The specific attacks (numbered in the hundreds) on the Atlanta data center were volumetric in nature, according to Forster  “A volumetric attack is the most common type of DDoS attack in which a cannon of garbage traffic is directed toward an IP address, wiping the intended victim off the Internet. It’s the virtual equivalent to intentionally causing a traffic-jam using a fleet of rental cars, and the pervasiveness of these types of attacks has caused hundreds of billions of dollars in economic loss globally.” Forster writes, further, that it’s typical for Linode to get dozens of such attacks each day, for which there response tool is remote-triggered blackholing. “When an IP address is ‘blackholed,’ the Internet collectively agrees to drop all traffic destined to that IP address, preventing both good and bad traffic from reaching it,” the author writes. Blackholing fails or is ineffective, he goes on to explain, when the targeted IP is a critical piece of their or their colocation providers’ network infrastructure (e.g., API endpoints or DNS servers) that affects many others’ connections. Additionally, the article explains, Linode’s customers have secondary IP addresses on their routers, which are susceptible to attack and, in this case, were subject to dozens of simultaneous attacks. Mitigation was manual, so exceptionally challenging, slow and error-prone; also, only so much blackholing can be done at any one time because it may also be subject to error. Finally, the colocation providers’ crossconnects also became the subject of attacks. He writes, “a crossconnect can generally be thought of as the physical link between any two routers on the Internet. Each side of this physical link needs an IP address so that the two routers can communicate with each other, and it was those IP addresses that were targeted.” The attacks were unpredictable and many in number, if not entirely novel in nature.

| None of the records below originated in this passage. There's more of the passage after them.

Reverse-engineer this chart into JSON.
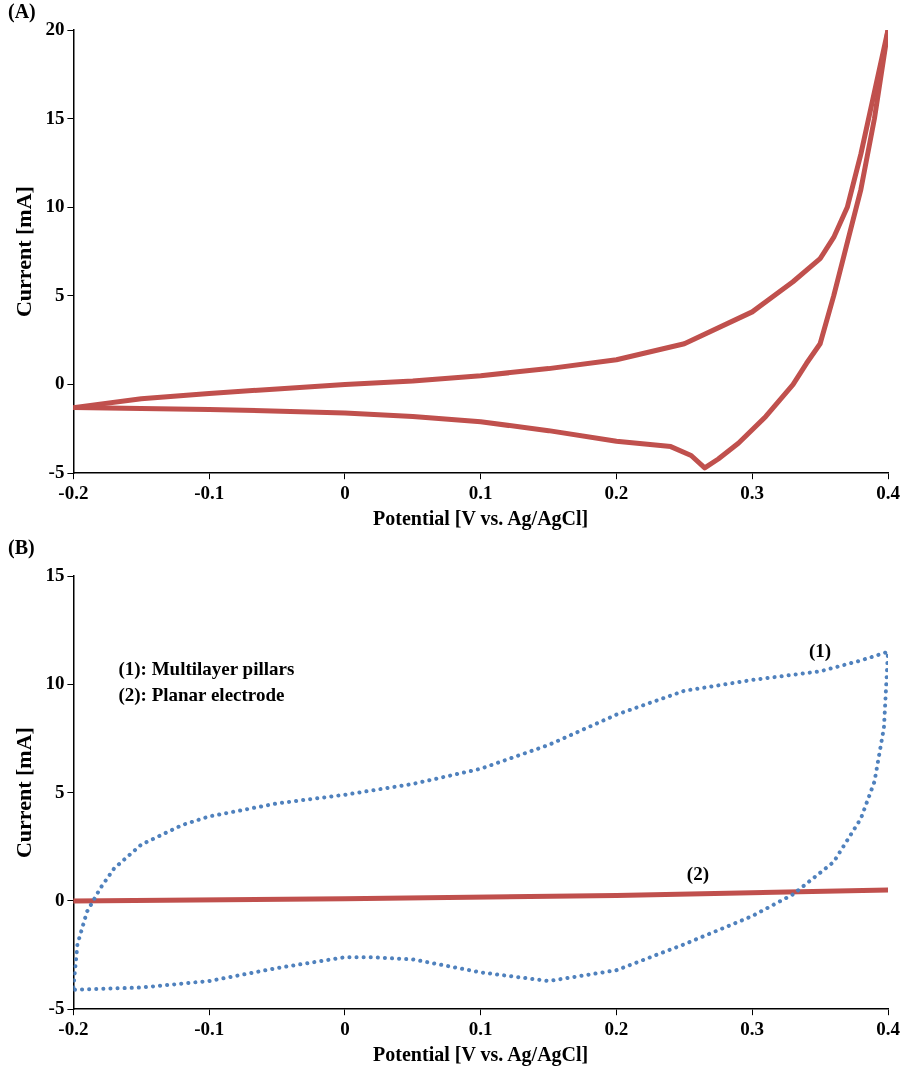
{
  "chart_data": [
    {
      "type": "line",
      "title": "(A)",
      "xlabel": "Potential [V vs. Ag/AgCl]",
      "ylabel": "Current [mA]",
      "xlim": [
        -0.2,
        0.4
      ],
      "xticks": [
        -0.2,
        -0.1,
        0,
        0.1,
        0.2,
        0.3,
        0.4
      ],
      "ylim": [
        -5,
        20
      ],
      "yticks": [
        -5,
        0,
        5,
        10,
        15,
        20
      ],
      "marker": "none",
      "legend": false,
      "grid": false,
      "series": [
        {
          "color": "#c0504d",
          "line_style": "solid",
          "x": [
            -0.2,
            -0.15,
            -0.1,
            -0.05,
            0,
            0.05,
            0.1,
            0.15,
            0.2,
            0.25,
            0.3,
            0.33,
            0.35,
            0.36,
            0.37,
            0.38,
            0.39,
            0.4
          ],
          "values": [
            -1.3,
            -0.8,
            -0.5,
            -0.25,
            0,
            0.2,
            0.5,
            0.9,
            1.4,
            2.3,
            4.1,
            5.8,
            7.1,
            8.3,
            10,
            13,
            16.5,
            20
          ]
        },
        {
          "color": "#c0504d",
          "line_style": "solid",
          "x": [
            -0.2,
            -0.1,
            0,
            0.05,
            0.1,
            0.15,
            0.2,
            0.24,
            0.255,
            0.265,
            0.275,
            0.29,
            0.31,
            0.33,
            0.34,
            0.35,
            0.36,
            0.37,
            0.38,
            0.39,
            0.4
          ],
          "values": [
            -1.3,
            -1.4,
            -1.6,
            -1.8,
            -2.1,
            -2.6,
            -3.2,
            -3.5,
            -4,
            -4.7,
            -4.2,
            -3.3,
            -1.8,
            0,
            1.2,
            2.3,
            5,
            8,
            11,
            15,
            20
          ]
        }
      ]
    },
    {
      "type": "line",
      "title": "(B)",
      "xlabel": "Potential [V vs. Ag/AgCl]",
      "ylabel": "Current [mA]",
      "xlim": [
        -0.2,
        0.4
      ],
      "xticks": [
        -0.2,
        -0.1,
        0,
        0.1,
        0.2,
        0.3,
        0.4
      ],
      "ylim": [
        -5,
        15
      ],
      "yticks": [
        -5,
        0,
        5,
        10,
        15
      ],
      "marker": "none",
      "legend": false,
      "grid": false,
      "annotations": [
        "(1): Multilayer pillars",
        "(2): Planar electrode",
        {
          "text": "(1)",
          "x": 0.35,
          "y": 10.6
        },
        {
          "text": "(2)",
          "x": 0.26,
          "y": 0.3
        }
      ],
      "series": [
        {
          "color": "#4f81bd",
          "line_style": "dotted",
          "x": [
            -0.2,
            -0.197,
            -0.19,
            -0.18,
            -0.17,
            -0.15,
            -0.12,
            -0.1,
            -0.05,
            0,
            0.05,
            0.1,
            0.15,
            0.2,
            0.25,
            0.3,
            0.35,
            0.38,
            0.4,
            0.397,
            0.39,
            0.38,
            0.36,
            0.33,
            0.3,
            0.25,
            0.2,
            0.15,
            0.1,
            0.05,
            0.02,
            0,
            -0.05,
            -0.1,
            -0.15,
            -0.2
          ],
          "values": [
            -4,
            -2,
            -0.5,
            0.6,
            1.5,
            2.6,
            3.5,
            3.9,
            4.5,
            4.9,
            5.4,
            6.1,
            7.2,
            8.6,
            9.7,
            10.2,
            10.6,
            11.1,
            11.5,
            8,
            5.5,
            3.8,
            1.8,
            0.3,
            -0.7,
            -2,
            -3.2,
            -3.7,
            -3.3,
            -2.7,
            -2.6,
            -2.6,
            -3.1,
            -3.7,
            -4,
            -4.1
          ]
        },
        {
          "color": "#c0504d",
          "line_style": "solid",
          "x": [
            -0.2,
            0,
            0.2,
            0.4
          ],
          "values": [
            0,
            0.1,
            0.25,
            0.5
          ]
        }
      ]
    }
  ]
}
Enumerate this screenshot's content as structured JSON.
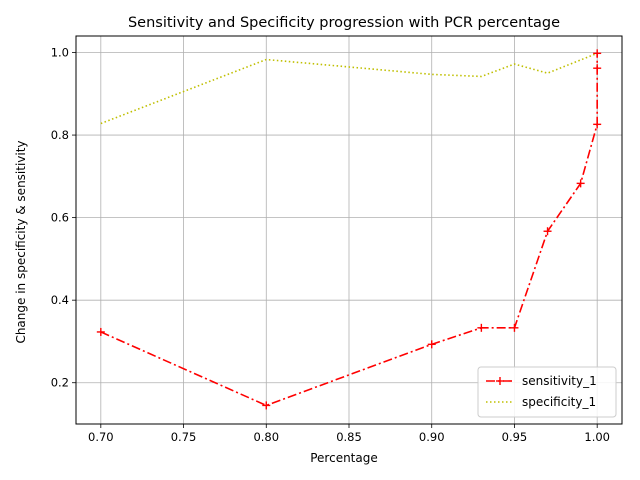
{
  "chart_data": {
    "type": "line",
    "title": "Sensitivity and Specificity progression with PCR percentage",
    "xlabel": "Percentage",
    "ylabel": "Change in specificity & sensitivity",
    "xlim": [
      0.685,
      1.015
    ],
    "ylim": [
      0.1,
      1.04
    ],
    "xticks": [
      0.7,
      0.75,
      0.8,
      0.85,
      0.9,
      0.95,
      1.0
    ],
    "xtick_labels": [
      "0.70",
      "0.75",
      "0.80",
      "0.85",
      "0.90",
      "0.95",
      "1.00"
    ],
    "yticks": [
      0.2,
      0.4,
      0.6,
      0.8,
      1.0
    ],
    "ytick_labels": [
      "0.2",
      "0.4",
      "0.6",
      "0.8",
      "1.0"
    ],
    "grid": true,
    "legend_position": "lower-right",
    "series": [
      {
        "name": "sensitivity_1",
        "color": "#ff0000",
        "linestyle": "dashdot",
        "marker": "plus",
        "x": [
          0.7,
          0.8,
          0.9,
          0.93,
          0.95,
          0.97,
          0.99,
          1.0,
          1.0,
          1.0
        ],
        "y": [
          0.323,
          0.145,
          0.293,
          0.333,
          0.333,
          0.567,
          0.683,
          0.826,
          0.962,
          0.998
        ]
      },
      {
        "name": "specificity_1",
        "color": "#bfbf00",
        "linestyle": "dotted",
        "marker": "none",
        "x": [
          0.7,
          0.8,
          0.9,
          0.93,
          0.95,
          0.97,
          1.0
        ],
        "y": [
          0.828,
          0.983,
          0.947,
          0.942,
          0.972,
          0.95,
          0.998
        ]
      }
    ]
  }
}
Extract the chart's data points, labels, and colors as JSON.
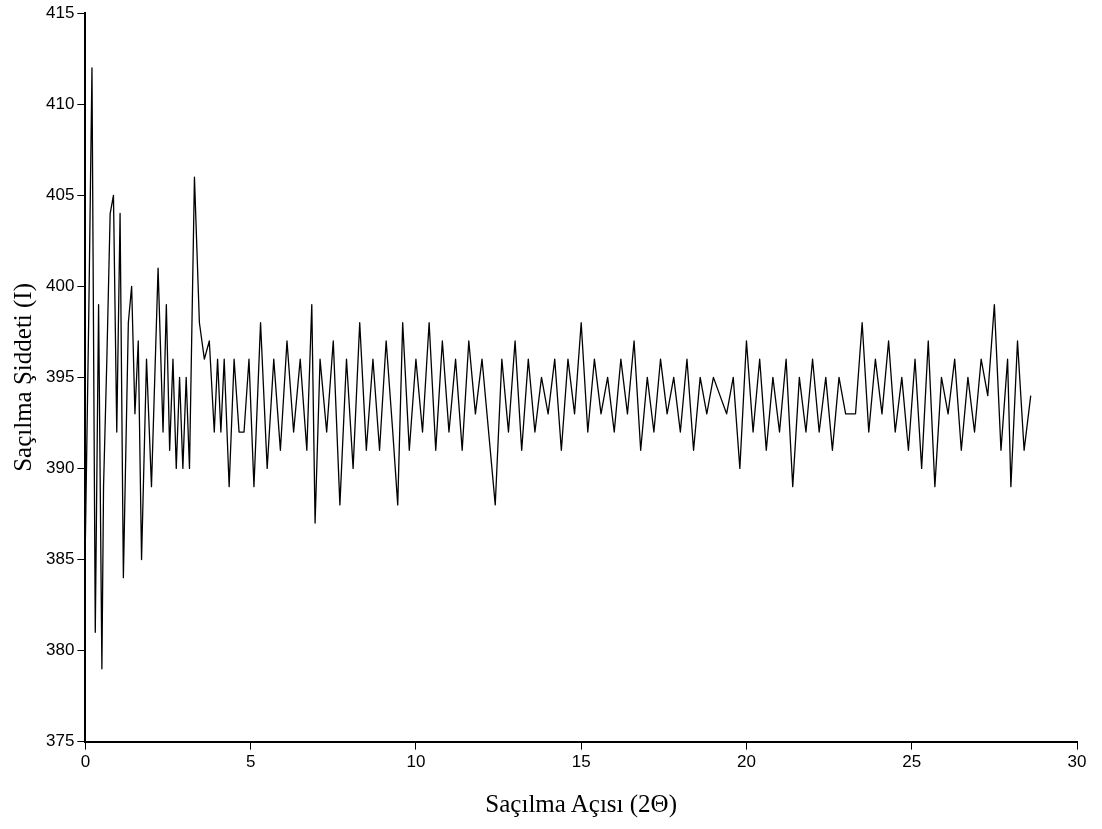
{
  "chart_data": {
    "type": "line",
    "xlabel": "Saçılma Açısı (2Θ)",
    "ylabel": "Saçılma Şiddeti (I)",
    "xlim": [
      0,
      30
    ],
    "ylim": [
      375,
      415
    ],
    "xticks": [
      0,
      5,
      10,
      15,
      20,
      25,
      30
    ],
    "yticks": [
      375,
      380,
      385,
      390,
      395,
      400,
      405,
      410,
      415
    ],
    "grid": false,
    "legend": false,
    "marker": "none",
    "line_style": "solid",
    "series": [
      {
        "color": "#000000",
        "x": [
          0,
          0.1,
          0.2,
          0.3,
          0.4,
          0.5,
          0.55,
          0.65,
          0.75,
          0.85,
          0.95,
          1.05,
          1.15,
          1.3,
          1.4,
          1.5,
          1.6,
          1.7,
          1.85,
          2.0,
          2.2,
          2.35,
          2.45,
          2.55,
          2.65,
          2.75,
          2.85,
          2.95,
          3.05,
          3.15,
          3.3,
          3.45,
          3.6,
          3.75,
          3.9,
          4.0,
          4.1,
          4.2,
          4.35,
          4.5,
          4.65,
          4.8,
          4.95,
          5.1,
          5.3,
          5.5,
          5.7,
          5.9,
          6.1,
          6.3,
          6.5,
          6.7,
          6.85,
          6.95,
          7.1,
          7.3,
          7.5,
          7.7,
          7.9,
          8.1,
          8.3,
          8.5,
          8.7,
          8.9,
          9.1,
          9.3,
          9.45,
          9.6,
          9.8,
          10.0,
          10.2,
          10.4,
          10.6,
          10.8,
          11.0,
          11.2,
          11.4,
          11.6,
          11.8,
          12.0,
          12.2,
          12.4,
          12.6,
          12.8,
          13.0,
          13.2,
          13.4,
          13.6,
          13.8,
          14.0,
          14.2,
          14.4,
          14.6,
          14.8,
          15.0,
          15.2,
          15.4,
          15.6,
          15.8,
          16.0,
          16.2,
          16.4,
          16.6,
          16.8,
          17.0,
          17.2,
          17.4,
          17.6,
          17.8,
          18.0,
          18.2,
          18.4,
          18.6,
          18.8,
          19.0,
          19.2,
          19.4,
          19.6,
          19.8,
          20.0,
          20.2,
          20.4,
          20.6,
          20.8,
          21.0,
          21.2,
          21.4,
          21.6,
          21.8,
          22.0,
          22.2,
          22.4,
          22.6,
          22.8,
          23.0,
          23.1,
          23.3,
          23.5,
          23.7,
          23.9,
          24.1,
          24.3,
          24.5,
          24.7,
          24.9,
          25.1,
          25.3,
          25.5,
          25.7,
          25.9,
          26.1,
          26.3,
          26.5,
          26.7,
          26.9,
          27.1,
          27.3,
          27.5,
          27.7,
          27.9,
          28.0,
          28.2,
          28.4,
          28.6
        ],
        "values": [
          386,
          398,
          412,
          381,
          399,
          379,
          389,
          396,
          404,
          405,
          392,
          404,
          384,
          398,
          400,
          393,
          397,
          385,
          396,
          389,
          401,
          392,
          399,
          391,
          396,
          390,
          395,
          390,
          395,
          390,
          406,
          398,
          396,
          397,
          392,
          396,
          392,
          396,
          389,
          396,
          392,
          392,
          396,
          389,
          398,
          390,
          396,
          391,
          397,
          392,
          396,
          391,
          399,
          387,
          396,
          392,
          397,
          388,
          396,
          390,
          398,
          391,
          396,
          391,
          397,
          392,
          388,
          398,
          391,
          396,
          392,
          398,
          391,
          397,
          392,
          396,
          391,
          397,
          393,
          396,
          392,
          388,
          396,
          392,
          397,
          391,
          396,
          392,
          395,
          393,
          396,
          391,
          396,
          393,
          398,
          392,
          396,
          393,
          395,
          392,
          396,
          393,
          397,
          391,
          395,
          392,
          396,
          393,
          395,
          392,
          396,
          391,
          395,
          393,
          395,
          394,
          393,
          395,
          390,
          397,
          392,
          396,
          391,
          395,
          392,
          396,
          389,
          395,
          392,
          396,
          392,
          395,
          391,
          395,
          393,
          393,
          393,
          398,
          392,
          396,
          393,
          397,
          392,
          395,
          391,
          396,
          390,
          397,
          389,
          395,
          393,
          396,
          391,
          395,
          392,
          396,
          394,
          399,
          391,
          396,
          389,
          397,
          391,
          394
        ]
      }
    ]
  }
}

In the statement, Forster of Linode additionally shared that they felt apologetic, humbled by the experience and that lessons were learned, specifically: 1) don’t depend on middlemen, i.e., the colocation partners for IP transit; 2) absorb larger attacks, i.e., increase IP transit capacity ; and 3) do a better job of letting customers know what’s happening, which they successfully did on Sunday.

Reason article was selected:

That malicious DDoSing or non-white-hat hacking is unethical is largely uncontested.  (Next week, I will choose to write on an issue that is more controversial, perhaps.)  Still, I selected the article because it’s a timely, fascinating topic regarding the ethics of the internet and computing, when hackers can cause so much harm from the dark depths of the digital realm.

Linode has handled the situation very well, providing informative status updates to its customers in real time, so that customers’ loyalty is likely unshaken.  Indeed, in the comments section of the article, many customers wrote that they were grateful for Linode’s articulated response and its employees’ hard work to correct the issues over their holiday season vacations.  They expressed they were understanding of the difficulty of fighting a fire and simultaneously reporting on it while doing so.

Personal/social values at stake:

The hackers' actions are not only unethical, but illegal, harming an honest company’s services for which customers have paid and have businesses that rely.  As far as who were/are the perpetrators -- one may simply give blame to anonymous, irrational actors, hackers bent on mindless disruption, or, alternatively, perhaps, unscrupulous competitors who wish to damage their opponent’s business.

Credibility of sources:

Both documents are primary sources, provided by Linode company employees, all representatives of the victim of the DDoS hacking itself.